Review Date: August 31st, 2018

Spoilers abound! Beware if you care.

It's rare to find a film as discombobulated as Kin, a would-be franchise-starter that begins as a dysfunctional family drama, changes into a road movie, and concludes as a science fiction-tinged siege film. With apoplectic tonal shifts likely to engender whiplash, Australian brothers/co-directors Jonathan and Josh Baker quickly lose control of their story (which began life as a 2014 short, "Bag Man"). At times dull and plodding and at other times cartoonishly silly, Kin rarely works and, when it does, it's often for the wrong reasons. It's a mess with an unforgivable deus ex machina resolution that not only ends the film but opens the door with the promise of additional installments (none of which will ever be made). The open-endedness of the conclusion causes frustration because the most interesting elements of the tortured narrative remain untold.

Kin opens by introducing the members of the unhappy Solinski family: single father Hal (Dennis Quaid) and his two sons - 14-year old Eli (Myles Truitt - one of the few good things the film has to offer) and 21-year old ex-con Jimmy (Jack Raynor). The movie spends an inordinate amount of time building bonds and exploring fissures, which might have been interesting if this aspect had been treated as more than obligatory setup. We soon learn that Jimmy is $60K in debt to a loan shark, Taylor Balik (James Franco, still channeling Tommy Wiseau) and Taylor isn't the forgiving type. To get the money, Jimmy accompanies Taylor to Hal's office where they cooperate in robbing a safe. Unfortunately, Dad shows up at an inopportune time and ends up dead. Not a bad gig for Quaid, who gets good money for a few days' work.

Part two of Kin follows the Jimmy and Eli road show, which is standard stuff for two brothers making their way across country in a pickup truck. Along the way, they pick up a stripper (Zoe Kravitz) and she hangs out with them at least as far as Lake Tahoe. (This being a PG-13 movie, Kravitz becomes the latest Hollywood stripper to remain fully clothed while performing - which we all know is the standard operating procedure in strip clubs.) Eli also gets to play with a space weapon he found in a derelict warehouse back home - some sort of futuristic ray gun that packs a punch. When he activates it, it acts like a homing beacon for the soldiers who are on Earth looking for it. The road trip ends when Jimmy and Eli are arrested and taken to the police station. That's when Taylor and his posse arrive and, Terminator-style, start mowing down cops to reach their quarry. But wait... I haven't even gotten to the science fiction stuff...

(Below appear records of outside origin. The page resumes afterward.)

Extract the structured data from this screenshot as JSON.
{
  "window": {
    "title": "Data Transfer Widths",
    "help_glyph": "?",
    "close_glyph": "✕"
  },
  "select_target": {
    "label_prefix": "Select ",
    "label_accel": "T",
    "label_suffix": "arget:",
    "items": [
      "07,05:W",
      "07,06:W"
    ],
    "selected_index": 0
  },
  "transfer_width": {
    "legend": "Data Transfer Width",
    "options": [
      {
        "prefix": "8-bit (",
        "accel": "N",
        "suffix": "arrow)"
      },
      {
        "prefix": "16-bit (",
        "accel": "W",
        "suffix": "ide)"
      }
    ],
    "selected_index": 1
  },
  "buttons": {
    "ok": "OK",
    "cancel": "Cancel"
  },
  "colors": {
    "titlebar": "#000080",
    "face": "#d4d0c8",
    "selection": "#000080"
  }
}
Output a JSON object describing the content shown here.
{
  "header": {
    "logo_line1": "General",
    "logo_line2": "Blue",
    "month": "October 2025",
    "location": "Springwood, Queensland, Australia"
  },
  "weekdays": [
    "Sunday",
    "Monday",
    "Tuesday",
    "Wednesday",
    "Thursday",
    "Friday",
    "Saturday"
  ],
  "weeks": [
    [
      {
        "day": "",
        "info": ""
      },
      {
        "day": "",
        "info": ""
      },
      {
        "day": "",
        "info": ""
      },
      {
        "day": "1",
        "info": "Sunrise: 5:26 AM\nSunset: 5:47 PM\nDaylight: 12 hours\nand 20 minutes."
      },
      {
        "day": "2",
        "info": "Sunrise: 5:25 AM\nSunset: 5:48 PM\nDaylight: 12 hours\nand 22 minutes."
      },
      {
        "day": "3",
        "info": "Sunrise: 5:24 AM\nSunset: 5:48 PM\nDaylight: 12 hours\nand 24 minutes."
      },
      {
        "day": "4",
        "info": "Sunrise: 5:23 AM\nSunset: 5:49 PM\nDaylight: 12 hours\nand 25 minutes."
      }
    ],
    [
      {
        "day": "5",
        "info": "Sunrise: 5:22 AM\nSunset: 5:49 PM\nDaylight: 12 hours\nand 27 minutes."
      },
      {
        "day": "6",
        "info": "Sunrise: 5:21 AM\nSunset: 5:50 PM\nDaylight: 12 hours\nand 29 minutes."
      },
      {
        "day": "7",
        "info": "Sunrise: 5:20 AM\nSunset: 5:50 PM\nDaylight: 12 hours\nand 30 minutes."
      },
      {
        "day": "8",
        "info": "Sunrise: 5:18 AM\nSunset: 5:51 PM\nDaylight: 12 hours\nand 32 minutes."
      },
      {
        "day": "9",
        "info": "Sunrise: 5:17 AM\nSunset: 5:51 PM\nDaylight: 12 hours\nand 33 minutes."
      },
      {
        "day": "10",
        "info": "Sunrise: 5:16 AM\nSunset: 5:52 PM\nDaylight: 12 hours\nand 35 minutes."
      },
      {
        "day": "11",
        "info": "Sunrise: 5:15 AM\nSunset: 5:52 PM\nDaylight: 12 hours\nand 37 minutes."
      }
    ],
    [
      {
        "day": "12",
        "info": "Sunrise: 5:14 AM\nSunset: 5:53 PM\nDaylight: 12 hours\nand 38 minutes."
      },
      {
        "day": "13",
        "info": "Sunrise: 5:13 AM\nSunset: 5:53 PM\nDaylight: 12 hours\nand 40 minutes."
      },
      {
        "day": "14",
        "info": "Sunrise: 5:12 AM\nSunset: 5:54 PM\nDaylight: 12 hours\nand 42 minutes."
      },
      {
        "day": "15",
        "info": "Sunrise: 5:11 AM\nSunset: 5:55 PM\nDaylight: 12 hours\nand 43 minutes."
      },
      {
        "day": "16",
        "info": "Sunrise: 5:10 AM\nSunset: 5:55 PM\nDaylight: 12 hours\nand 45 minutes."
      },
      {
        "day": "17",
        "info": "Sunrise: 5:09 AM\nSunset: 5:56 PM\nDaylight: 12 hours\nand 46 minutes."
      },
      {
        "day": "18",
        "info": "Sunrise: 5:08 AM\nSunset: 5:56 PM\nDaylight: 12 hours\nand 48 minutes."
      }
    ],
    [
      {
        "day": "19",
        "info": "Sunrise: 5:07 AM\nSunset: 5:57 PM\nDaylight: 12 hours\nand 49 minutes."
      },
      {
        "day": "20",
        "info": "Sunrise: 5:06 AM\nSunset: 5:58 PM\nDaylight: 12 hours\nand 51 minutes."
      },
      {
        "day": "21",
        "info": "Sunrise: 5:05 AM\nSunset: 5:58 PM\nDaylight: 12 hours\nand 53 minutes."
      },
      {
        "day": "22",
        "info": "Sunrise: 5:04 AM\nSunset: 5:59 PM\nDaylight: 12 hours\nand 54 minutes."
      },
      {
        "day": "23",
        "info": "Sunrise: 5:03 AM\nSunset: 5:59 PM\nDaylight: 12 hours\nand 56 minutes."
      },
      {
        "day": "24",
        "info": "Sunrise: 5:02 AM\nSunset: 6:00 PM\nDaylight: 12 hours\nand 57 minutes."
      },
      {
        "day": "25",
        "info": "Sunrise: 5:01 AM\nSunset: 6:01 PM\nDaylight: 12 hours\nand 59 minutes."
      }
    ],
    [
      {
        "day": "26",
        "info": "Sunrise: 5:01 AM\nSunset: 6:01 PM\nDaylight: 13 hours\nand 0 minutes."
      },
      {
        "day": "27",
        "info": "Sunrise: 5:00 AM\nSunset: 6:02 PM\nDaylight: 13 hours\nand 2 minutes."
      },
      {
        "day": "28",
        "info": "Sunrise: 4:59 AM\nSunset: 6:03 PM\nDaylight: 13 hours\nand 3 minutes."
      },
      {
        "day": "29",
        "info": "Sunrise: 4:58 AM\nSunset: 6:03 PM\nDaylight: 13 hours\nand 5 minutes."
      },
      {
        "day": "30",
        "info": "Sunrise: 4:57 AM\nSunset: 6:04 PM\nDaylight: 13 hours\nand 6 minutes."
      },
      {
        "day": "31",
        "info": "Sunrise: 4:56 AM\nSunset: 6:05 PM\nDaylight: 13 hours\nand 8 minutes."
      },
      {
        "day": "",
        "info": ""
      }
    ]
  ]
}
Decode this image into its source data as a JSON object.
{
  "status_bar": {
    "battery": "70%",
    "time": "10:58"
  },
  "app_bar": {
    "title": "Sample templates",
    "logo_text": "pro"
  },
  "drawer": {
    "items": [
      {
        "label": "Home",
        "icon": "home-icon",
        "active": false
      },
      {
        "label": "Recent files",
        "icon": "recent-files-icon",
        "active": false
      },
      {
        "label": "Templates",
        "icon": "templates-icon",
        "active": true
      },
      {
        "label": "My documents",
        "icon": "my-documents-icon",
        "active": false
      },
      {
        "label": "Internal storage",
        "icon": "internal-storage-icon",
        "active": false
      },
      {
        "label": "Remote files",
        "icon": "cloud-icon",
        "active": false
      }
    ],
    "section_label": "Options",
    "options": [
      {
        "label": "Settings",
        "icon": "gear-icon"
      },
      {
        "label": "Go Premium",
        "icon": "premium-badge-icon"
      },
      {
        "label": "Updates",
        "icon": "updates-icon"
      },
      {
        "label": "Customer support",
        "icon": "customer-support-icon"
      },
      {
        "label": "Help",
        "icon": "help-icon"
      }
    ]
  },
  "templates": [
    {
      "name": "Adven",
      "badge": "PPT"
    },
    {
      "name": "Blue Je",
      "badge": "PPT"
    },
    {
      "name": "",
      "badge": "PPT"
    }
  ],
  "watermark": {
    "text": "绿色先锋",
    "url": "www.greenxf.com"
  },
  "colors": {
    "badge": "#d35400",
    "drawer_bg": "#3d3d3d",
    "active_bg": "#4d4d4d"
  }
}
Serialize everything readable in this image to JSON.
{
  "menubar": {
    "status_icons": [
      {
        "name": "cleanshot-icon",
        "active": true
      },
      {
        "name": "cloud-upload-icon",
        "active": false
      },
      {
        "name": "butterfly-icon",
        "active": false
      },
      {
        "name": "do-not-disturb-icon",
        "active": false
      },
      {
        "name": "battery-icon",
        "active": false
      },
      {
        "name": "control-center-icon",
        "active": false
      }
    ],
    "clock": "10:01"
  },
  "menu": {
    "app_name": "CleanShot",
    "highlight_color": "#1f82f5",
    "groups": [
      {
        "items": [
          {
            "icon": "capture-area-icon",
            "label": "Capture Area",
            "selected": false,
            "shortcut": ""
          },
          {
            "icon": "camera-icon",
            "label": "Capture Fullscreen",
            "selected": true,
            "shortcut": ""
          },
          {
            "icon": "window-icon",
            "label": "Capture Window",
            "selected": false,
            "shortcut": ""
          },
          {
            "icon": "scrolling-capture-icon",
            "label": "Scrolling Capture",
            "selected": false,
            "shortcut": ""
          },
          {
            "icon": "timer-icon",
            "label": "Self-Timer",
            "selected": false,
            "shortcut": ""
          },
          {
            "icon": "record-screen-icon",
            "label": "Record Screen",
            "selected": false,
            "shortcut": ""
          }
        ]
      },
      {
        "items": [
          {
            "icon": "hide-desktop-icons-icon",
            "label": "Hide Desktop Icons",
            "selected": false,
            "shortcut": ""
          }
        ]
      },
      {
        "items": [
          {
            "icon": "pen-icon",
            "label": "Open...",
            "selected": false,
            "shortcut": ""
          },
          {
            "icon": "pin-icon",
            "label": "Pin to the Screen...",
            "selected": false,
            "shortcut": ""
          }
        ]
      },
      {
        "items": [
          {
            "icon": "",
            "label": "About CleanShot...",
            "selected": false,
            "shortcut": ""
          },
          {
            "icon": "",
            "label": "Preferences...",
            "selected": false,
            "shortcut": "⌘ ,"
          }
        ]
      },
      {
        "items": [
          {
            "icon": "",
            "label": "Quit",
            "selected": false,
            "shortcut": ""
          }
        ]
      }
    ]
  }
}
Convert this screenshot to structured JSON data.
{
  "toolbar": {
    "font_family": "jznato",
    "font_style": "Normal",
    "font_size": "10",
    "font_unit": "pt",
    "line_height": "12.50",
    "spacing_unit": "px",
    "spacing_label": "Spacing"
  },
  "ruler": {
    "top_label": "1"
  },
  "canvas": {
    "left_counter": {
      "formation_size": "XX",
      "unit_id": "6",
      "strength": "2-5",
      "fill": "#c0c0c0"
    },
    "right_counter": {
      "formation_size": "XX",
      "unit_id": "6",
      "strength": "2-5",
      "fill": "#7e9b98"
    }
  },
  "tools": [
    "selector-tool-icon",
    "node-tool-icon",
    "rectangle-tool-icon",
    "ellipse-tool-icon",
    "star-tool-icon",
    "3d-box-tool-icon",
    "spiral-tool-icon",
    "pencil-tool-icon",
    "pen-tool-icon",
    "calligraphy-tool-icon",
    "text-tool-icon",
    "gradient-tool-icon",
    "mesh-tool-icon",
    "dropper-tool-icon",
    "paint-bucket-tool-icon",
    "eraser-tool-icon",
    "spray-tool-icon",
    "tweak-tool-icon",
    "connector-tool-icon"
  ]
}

As hard as the movie tries to develop the characters, the result is lackluster. Jimmy is a hotheaded punk who steadfastly refuses to take responsibility for his actions, yet the movie approaches him with sympathy. Eli goes off the rails when this basically good kid, who has never committed any serious crime, thoughtlessly blows away a few bad guys without a moment's hesitation or remorse. The lack of psychological depth in this scene is shocking, even for an action/adventure popcorn movie, especially when one realizes the directors expect us to be cheering the killings. Yes, that's right, the Bakers want the audience to hoot and applaud a 14-year old using a ray gun to blow people away.

The messy ending offers three elements that put Kin far beyond hope of redemption or watchability. There's a deus ex machina. Yes, it has been foreshadowed but it still feels cheesy. There's a lengthy exposition dump that doesn't clear up much. And there's the promise that the story has only just begun and there's a lot more to come. (This is one of my pet peeves: hooking a viewer with the first chapter of a story that will never be completed.)

Although not completely waving the white flag and going for a VOD release, Summit Entertainment recognizes the film's lack of box office potential. Kin is being weakly marketed and is opening during one of the lowest-traffic theatrical weekends of the year. Its financial failure is preordained but, for something this scattershot and fundamentally unsatisfying, that's nothing less than what it deserves. Astronomically speaking, the "Dog Days" are so named because of Sirius. Where movies are concerned, titles like Kin reinforce that nomenclature.